Seven-Up has accused Coca-Cola of scheming to make its sales go flat.
Seven-Up Co. filed a lawsuit seeking $500 million in punitive damages from Coca-Cola Co. for misleading bottling companies that sell both sodas.The company, a unit of Dallas-based Dr Pepper/Seven-Up Cos., said its giant rival is campaigning to persuade bottlers to sell only Coca-Cola products, including Sprite, the lemon-lime drink that directly competes with its 7Up.
The suit accuses Coca-Cola of interference with Seven-Up's contracts, unfair competition and publication of false statements about Seven-Up.

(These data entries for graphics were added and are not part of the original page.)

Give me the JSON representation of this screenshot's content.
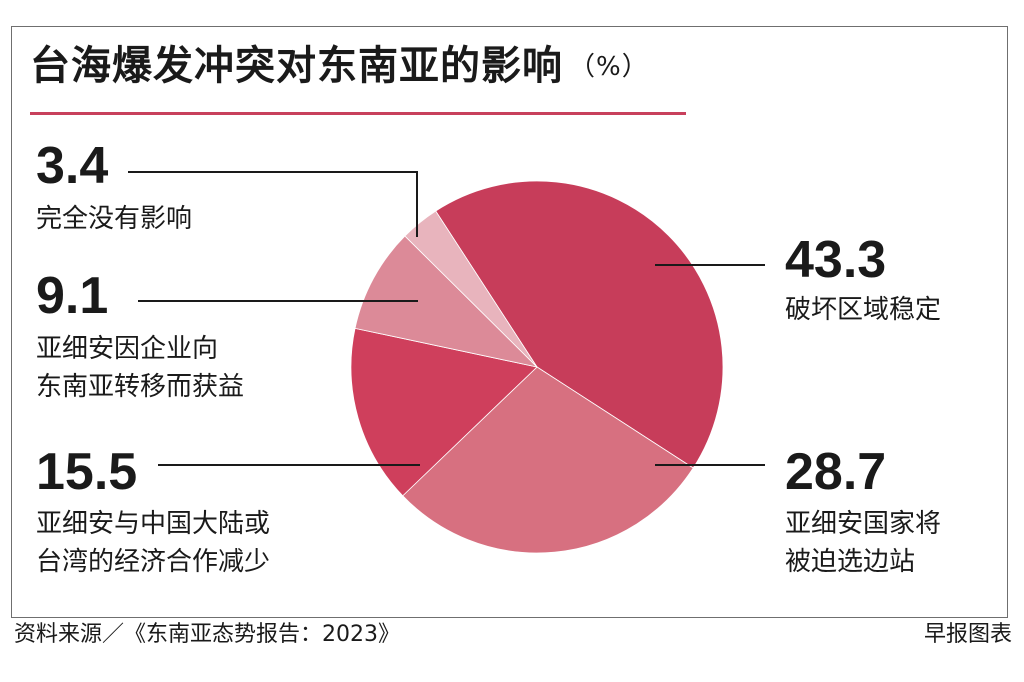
{
  "header": {
    "title": "台海爆发冲突对东南亚的影响",
    "unit": "（%）"
  },
  "chart_data": {
    "type": "pie",
    "title": "台海爆发冲突对东南亚的影响",
    "unit": "%",
    "slices": [
      {
        "label": "破坏区域稳定",
        "label_lines": [
          "破坏区域稳定"
        ],
        "value": 43.3,
        "value_text": "43.3",
        "color": "#c73d5a"
      },
      {
        "label": "亚细安国家将被迫选边站",
        "label_lines": [
          "亚细安国家将",
          "被迫选边站"
        ],
        "value": 28.7,
        "value_text": "28.7",
        "color": "#d77080"
      },
      {
        "label": "亚细安与中国大陆或台湾的经济合作减少",
        "label_lines": [
          "亚细安与中国大陆或",
          "台湾的经济合作减少"
        ],
        "value": 15.5,
        "value_text": "15.5",
        "color": "#cf3f5c"
      },
      {
        "label": "亚细安因企业向东南亚转移而获益",
        "label_lines": [
          "亚细安因企业向",
          "东南亚转移而获益"
        ],
        "value": 9.1,
        "value_text": "9.1",
        "color": "#dc8a98"
      },
      {
        "label": "完全没有影响",
        "label_lines": [
          "完全没有影响"
        ],
        "value": 3.4,
        "value_text": "3.4",
        "color": "#e8b4bd"
      }
    ]
  },
  "footer": {
    "source": "资料来源／《东南亚态势报告：2023》",
    "credit": "早报图表"
  }
}
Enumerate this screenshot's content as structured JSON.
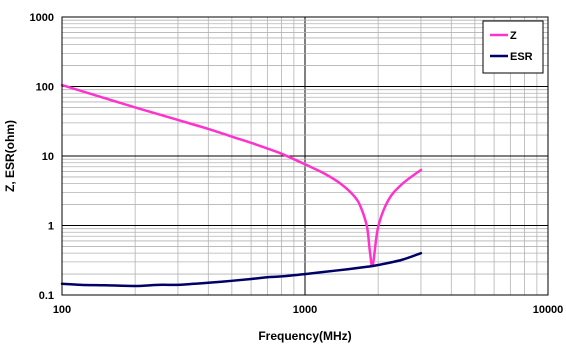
{
  "chart_data": {
    "type": "line",
    "xlabel": "Frequency(MHz)",
    "ylabel": "Z, ESR(ohm)",
    "x_scale": "log",
    "y_scale": "log",
    "xlim": [
      100,
      10000
    ],
    "ylim": [
      0.1,
      1000
    ],
    "x_ticks": [
      100,
      1000,
      10000
    ],
    "x_tick_labels": [
      "100",
      "1000",
      "10000"
    ],
    "y_ticks": [
      0.1,
      1,
      10,
      100,
      1000
    ],
    "y_tick_labels": [
      "0.1",
      "1",
      "10",
      "100",
      "1000"
    ],
    "grid": true,
    "legend_position": "top-right",
    "series": [
      {
        "name": "Z",
        "color": "#ff33cc",
        "x": [
          100,
          150,
          200,
          300,
          400,
          500,
          600,
          700,
          800,
          1000,
          1200,
          1400,
          1600,
          1700,
          1800,
          1850,
          1900,
          2000,
          2200,
          2500,
          3000
        ],
        "y": [
          105,
          68,
          50,
          33,
          24.5,
          19,
          15.5,
          12.8,
          10.8,
          7.6,
          5.6,
          4.0,
          2.6,
          1.8,
          0.95,
          0.42,
          0.27,
          0.95,
          2.3,
          3.9,
          6.3
        ]
      },
      {
        "name": "ESR",
        "color": "#000066",
        "x": [
          100,
          120,
          150,
          200,
          250,
          300,
          350,
          400,
          500,
          600,
          700,
          800,
          1000,
          1200,
          1500,
          1800,
          2000,
          2500,
          3000
        ],
        "y": [
          0.145,
          0.14,
          0.138,
          0.135,
          0.14,
          0.14,
          0.145,
          0.15,
          0.16,
          0.17,
          0.18,
          0.185,
          0.2,
          0.215,
          0.235,
          0.255,
          0.27,
          0.32,
          0.4
        ]
      }
    ]
  }
}
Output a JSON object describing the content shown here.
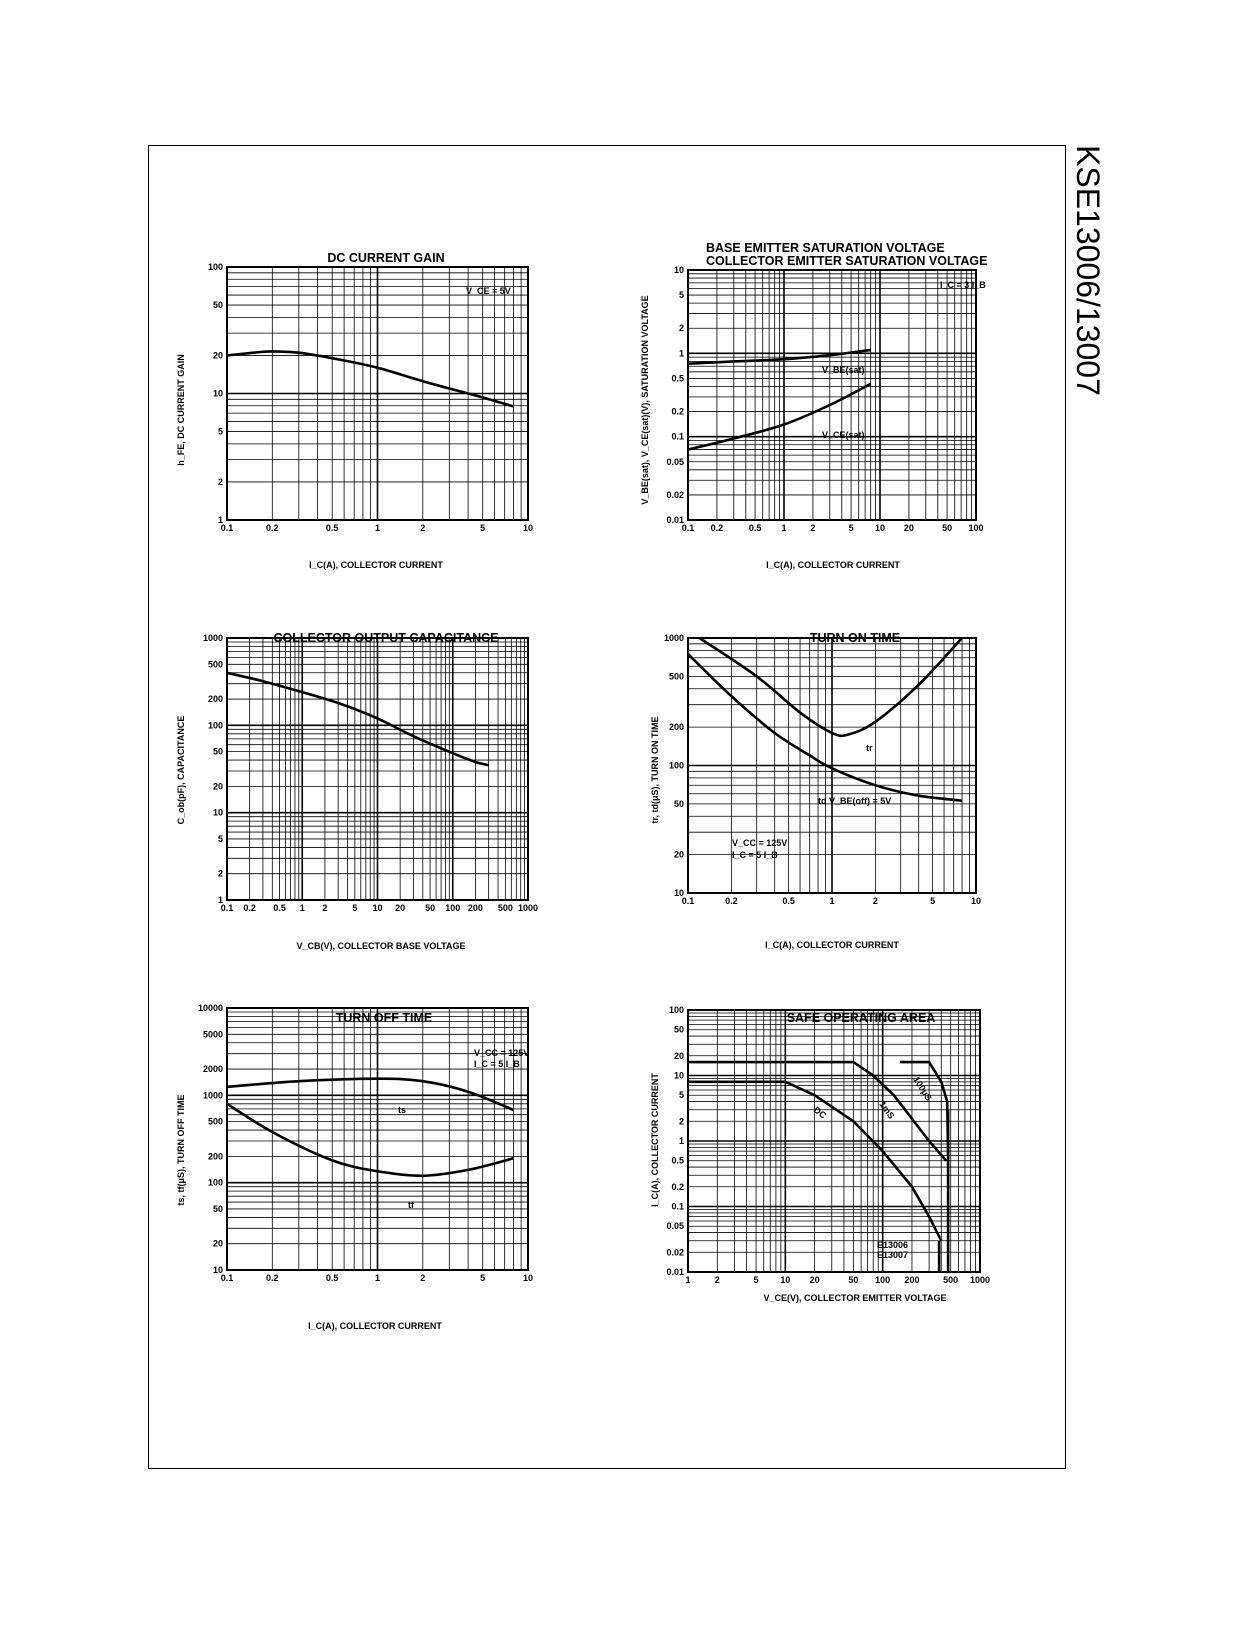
{
  "page": {
    "side_title": "KSE13006/13007"
  },
  "chart_data": [
    {
      "id": "dc-current-gain",
      "type": "line",
      "title": "DC CURRENT GAIN",
      "xlabel": "I_C(A), COLLECTOR CURRENT",
      "ylabel": "h_FE, DC CURRENT GAIN",
      "xscale": "log",
      "yscale": "log",
      "xlim": [
        0.1,
        10
      ],
      "ylim": [
        1,
        100
      ],
      "xticks": [
        0.1,
        0.2,
        0.5,
        1,
        2,
        5,
        10
      ],
      "xtick_labels": [
        "0.1",
        "0.2",
        "0.5",
        "1",
        "2",
        "5",
        "10"
      ],
      "yticks": [
        1,
        2,
        5,
        10,
        20,
        50,
        100
      ],
      "ytick_labels": [
        "1",
        "2",
        "5",
        "10",
        "20",
        "50",
        "100"
      ],
      "grid": true,
      "annotations": [
        {
          "text": "V_CE = 5V"
        }
      ],
      "series": [
        {
          "x": [
            0.1,
            0.15,
            0.2,
            0.3,
            0.5,
            1,
            2,
            5,
            8
          ],
          "y": [
            20,
            21,
            21.5,
            21,
            19,
            16,
            12.5,
            9.3,
            7.9
          ]
        }
      ]
    },
    {
      "id": "saturation-voltage",
      "type": "line",
      "title": [
        "BASE EMITTER SATURATION VOLTAGE",
        "COLLECTOR EMITTER SATURATION VOLTAGE"
      ],
      "xlabel": "I_C(A), COLLECTOR CURRENT",
      "ylabel": "V_BE(sat), V_CE(sat)(V), SATURATION VOLTAGE",
      "xscale": "log",
      "yscale": "log",
      "xlim": [
        0.1,
        100
      ],
      "ylim": [
        0.01,
        10
      ],
      "xticks": [
        0.1,
        0.2,
        0.5,
        1,
        2,
        5,
        10,
        20,
        50,
        100
      ],
      "xtick_labels": [
        "0.1",
        "0.2",
        "0.5",
        "1",
        "2",
        "5",
        "10",
        "20",
        "50",
        "100"
      ],
      "yticks": [
        0.01,
        0.02,
        0.05,
        0.1,
        0.2,
        0.5,
        1,
        2,
        5,
        10
      ],
      "ytick_labels": [
        "0.01",
        "0.02",
        "0.05",
        "0.1",
        "0.2",
        "0.5",
        "1",
        "2",
        "5",
        "10"
      ],
      "grid": true,
      "annotations": [
        {
          "text": "I_C = 3 I_B"
        }
      ],
      "series": [
        {
          "name": "V_BE(sat)",
          "x": [
            0.1,
            0.3,
            1,
            3,
            8
          ],
          "y": [
            0.75,
            0.8,
            0.85,
            0.95,
            1.1
          ]
        },
        {
          "name": "V_CE(sat)",
          "x": [
            0.1,
            0.3,
            1,
            3,
            8
          ],
          "y": [
            0.07,
            0.095,
            0.14,
            0.24,
            0.43
          ]
        }
      ]
    },
    {
      "id": "collector-output-capacitance",
      "type": "line",
      "title": "COLLECTOR OUTPUT CAPACITANCE",
      "xlabel": "V_CB(V), COLLECTOR BASE VOLTAGE",
      "ylabel": "C_ob(pF), CAPACITANCE",
      "xscale": "log",
      "yscale": "log",
      "xlim": [
        0.1,
        1000
      ],
      "ylim": [
        1,
        1000
      ],
      "xticks": [
        0.1,
        0.2,
        0.5,
        1,
        2,
        5,
        10,
        20,
        50,
        100,
        200,
        500,
        1000
      ],
      "xtick_labels": [
        "0.1",
        "0.2",
        "0.5",
        "1",
        "2",
        "5",
        "10",
        "20",
        "50",
        "100",
        "200",
        "500",
        "1000"
      ],
      "yticks": [
        1,
        2,
        5,
        10,
        20,
        50,
        100,
        200,
        500,
        1000
      ],
      "ytick_labels": [
        "1",
        "2",
        "5",
        "10",
        "20",
        "50",
        "100",
        "200",
        "500",
        "1000"
      ],
      "grid": true,
      "series": [
        {
          "x": [
            0.1,
            0.3,
            1,
            3,
            10,
            30,
            100,
            200,
            300
          ],
          "y": [
            400,
            320,
            240,
            180,
            120,
            75,
            48,
            38,
            35
          ]
        }
      ]
    },
    {
      "id": "turn-on-time",
      "type": "line",
      "title": "TURN ON TIME",
      "xlabel": "I_C(A), COLLECTOR CURRENT",
      "ylabel": "tr, td(μS), TURN ON TIME",
      "xscale": "log",
      "yscale": "log",
      "xlim": [
        0.1,
        10
      ],
      "ylim": [
        10,
        1000
      ],
      "xticks": [
        0.1,
        0.2,
        0.5,
        1,
        2,
        5,
        10
      ],
      "xtick_labels": [
        "0.1",
        "0.2",
        "0.5",
        "1",
        "2",
        "5",
        "10"
      ],
      "yticks": [
        10,
        20,
        50,
        100,
        200,
        500,
        1000
      ],
      "ytick_labels": [
        "10",
        "20",
        "50",
        "100",
        "200",
        "500",
        "1000"
      ],
      "grid": true,
      "annotations": [
        {
          "text": "V_CC = 125V"
        },
        {
          "text": "I_C = 5 I_B"
        }
      ],
      "series": [
        {
          "name": "tr",
          "x": [
            0.12,
            0.3,
            0.6,
            1,
            1.3,
            2,
            4,
            8
          ],
          "y": [
            1000,
            500,
            260,
            180,
            175,
            220,
            430,
            1000
          ]
        },
        {
          "name": "td V_BE(off) = 5V",
          "x": [
            0.1,
            0.2,
            0.4,
            0.7,
            1,
            2,
            4,
            8
          ],
          "y": [
            750,
            350,
            180,
            120,
            95,
            70,
            58,
            53
          ]
        }
      ]
    },
    {
      "id": "turn-off-time",
      "type": "line",
      "title": "TURN OFF TIME",
      "xlabel": "I_C(A), COLLECTOR CURRENT",
      "ylabel": "ts, tf(μS), TURN OFF TIME",
      "xscale": "log",
      "yscale": "log",
      "xlim": [
        0.1,
        10
      ],
      "ylim": [
        10,
        10000
      ],
      "xticks": [
        0.1,
        0.2,
        0.5,
        1,
        2,
        5,
        10
      ],
      "xtick_labels": [
        "0.1",
        "0.2",
        "0.5",
        "1",
        "2",
        "5",
        "10"
      ],
      "yticks": [
        10,
        20,
        50,
        100,
        200,
        500,
        1000,
        2000,
        5000,
        10000
      ],
      "ytick_labels": [
        "10",
        "20",
        "50",
        "100",
        "200",
        "500",
        "1000",
        "2000",
        "5000",
        "10000"
      ],
      "grid": true,
      "annotations": [
        {
          "text": "V_CC = 125V"
        },
        {
          "text": "I_C = 5 I_B"
        }
      ],
      "series": [
        {
          "name": "ts",
          "x": [
            0.1,
            0.3,
            1,
            2,
            4,
            8
          ],
          "y": [
            1250,
            1450,
            1550,
            1450,
            1100,
            680
          ]
        },
        {
          "name": "tf",
          "x": [
            0.1,
            0.2,
            0.5,
            1,
            2,
            4,
            8
          ],
          "y": [
            800,
            380,
            180,
            135,
            120,
            140,
            190
          ]
        }
      ]
    },
    {
      "id": "safe-operating-area",
      "type": "line",
      "title": "SAFE OPERATING AREA",
      "xlabel": "V_CE(V), COLLECTOR EMITTER VOLTAGE",
      "ylabel": "I_C(A), COLLECTOR CURRENT",
      "xscale": "log",
      "yscale": "log",
      "xlim": [
        1,
        1000
      ],
      "ylim": [
        0.01,
        100
      ],
      "xticks": [
        1,
        2,
        5,
        10,
        20,
        50,
        100,
        200,
        500,
        1000
      ],
      "xtick_labels": [
        "1",
        "2",
        "5",
        "10",
        "20",
        "50",
        "100",
        "200",
        "500",
        "1000"
      ],
      "yticks": [
        0.01,
        0.02,
        0.05,
        0.1,
        0.2,
        0.5,
        1,
        2,
        5,
        10,
        20,
        50,
        100
      ],
      "ytick_labels": [
        "0.01",
        "0.02",
        "0.05",
        "0.1",
        "0.2",
        "0.5",
        "1",
        "2",
        "5",
        "10",
        "20",
        "50",
        "100"
      ],
      "grid": true,
      "annotations": [
        {
          "text": "E13006"
        },
        {
          "text": "E13007"
        }
      ],
      "series": [
        {
          "name": "DC",
          "x": [
            1,
            10,
            20,
            50,
            100,
            200,
            300,
            400
          ],
          "y": [
            8,
            8,
            5,
            2,
            0.7,
            0.2,
            0.07,
            0.03
          ]
        },
        {
          "name": "1mS",
          "x": [
            1,
            50,
            80,
            130,
            300,
            450
          ],
          "y": [
            16,
            16,
            10,
            5,
            1,
            0.5
          ]
        },
        {
          "name": "100μS",
          "x": [
            150,
            300,
            400,
            460,
            470
          ],
          "y": [
            16,
            16,
            8,
            4,
            0.6
          ]
        },
        {
          "name": "E13006 limit",
          "x": [
            380,
            380
          ],
          "y": [
            0.01,
            0.03
          ]
        },
        {
          "name": "E13007 limit",
          "x": [
            470,
            470
          ],
          "y": [
            0.01,
            3
          ]
        }
      ]
    }
  ]
}
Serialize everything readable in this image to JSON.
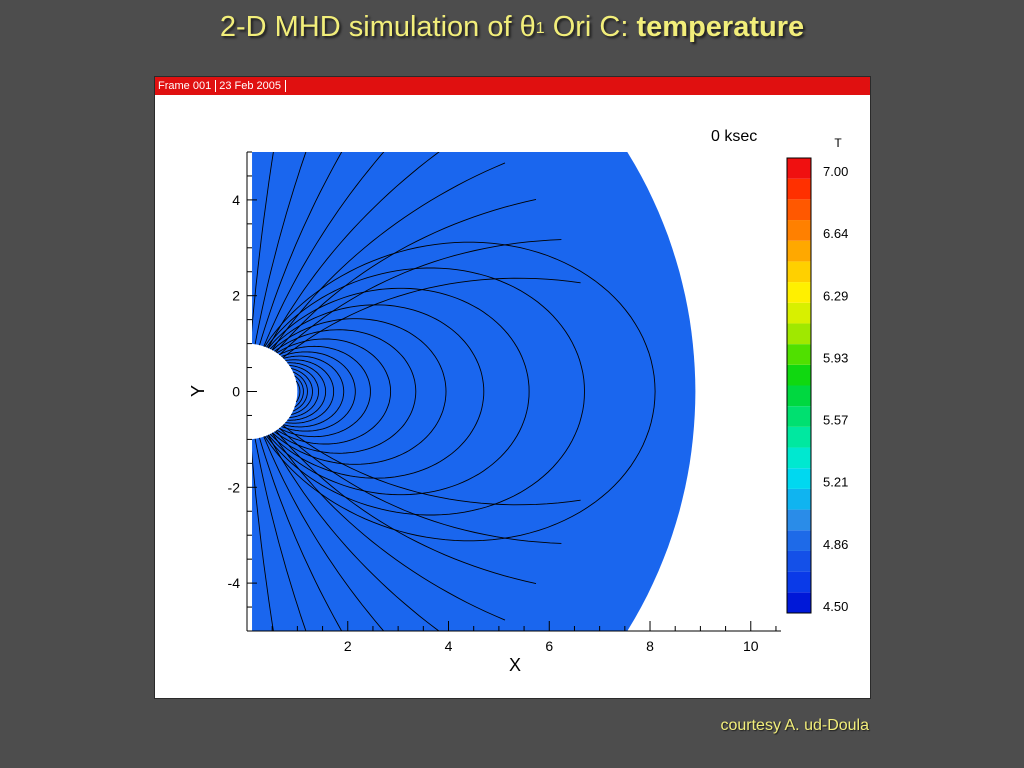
{
  "title": {
    "prefix": "2-D MHD simulation of ",
    "theta": "θ",
    "superscript": "1",
    "object": " Ori C: ",
    "emphasis": "temperature"
  },
  "frame_header": {
    "frame": "Frame 001",
    "date": "23 Feb 2005"
  },
  "credit": "courtesy A. ud-Doula",
  "colors": {
    "background": "#4d4d4d",
    "title": "#f2ee7a",
    "header": "#e01010",
    "field": "#1a66ee"
  },
  "chart_data": {
    "type": "heatmap",
    "annotation": "0 ksec",
    "xlabel": "X",
    "ylabel": "Y",
    "xlim": [
      0,
      10.6
    ],
    "ylim": [
      -5,
      5
    ],
    "x_ticks": [
      2,
      4,
      6,
      8,
      10
    ],
    "y_ticks": [
      4,
      2,
      0,
      -2,
      -4
    ],
    "stellar_core_radius": 1,
    "domain_outer_boundary_x_at_y0": 8.9,
    "field_value": 4.82,
    "colorbar": {
      "title": "T",
      "min": 4.5,
      "max": 7.0,
      "tick_labels": [
        "7.00",
        "6.64",
        "6.29",
        "5.93",
        "5.57",
        "5.21",
        "4.86",
        "4.50"
      ],
      "colors": [
        "#0018d8",
        "#0a3ae8",
        "#1450e8",
        "#1e6ae8",
        "#2a8ce8",
        "#10b4f0",
        "#00d8f0",
        "#00e8d0",
        "#00e8a0",
        "#00e070",
        "#00d840",
        "#10d810",
        "#50e000",
        "#a0e800",
        "#d8f000",
        "#fff000",
        "#ffd000",
        "#ffa800",
        "#ff8000",
        "#ff5800",
        "#ff3000",
        "#f01010"
      ]
    },
    "field_line_loop_apex_x": [
      1.05,
      1.12,
      1.2,
      1.3,
      1.42,
      1.56,
      1.72,
      1.92,
      2.15,
      2.45,
      2.85,
      3.35,
      3.95,
      4.7,
      5.6,
      6.7,
      8.1
    ],
    "open_field_lines_count": 9
  }
}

"Their actions are aimed at a significant portion of our distribution system," said John Nabors, a Dallas attorney representing the company. About 8 percent of Seven-Up bottlers are also licensed to Coca-Cola, he said.
Randy Donaldson, spokesman for Atlanta-based Coca-Cola, said the company had not seen the suit late Thursday and could not respond to its allegations.
The suit says Coca-Cola presented a bottling company in Nacogdoches, Texas, with false statements and materials to persuade the company to terminate its 20-year relationship with Seven-Up.
The Nacogdoches bottler quit its contract with Seven-Up in early January, the first time in Seven-Up history a bottler had done so, according to the suit.
The suit said Coca-Cola's "The Future Belongs to Sprite" campaign is forcing bottlers to choose between Coke products and Seven-Up. Faced with that choice, bottlers for economic reasons would naturally choose the larger company, the suit contends.
Coca-Cola's lemon-lime drink Sprite captured 3.9 percent of the total soft-drink market in 1991 and Seven-Up's 7Up had 2.6 percent, according to Beverage Digest. All Coca-Cola products captured 41 percent of the soft drink market last year, the trade journal said in January.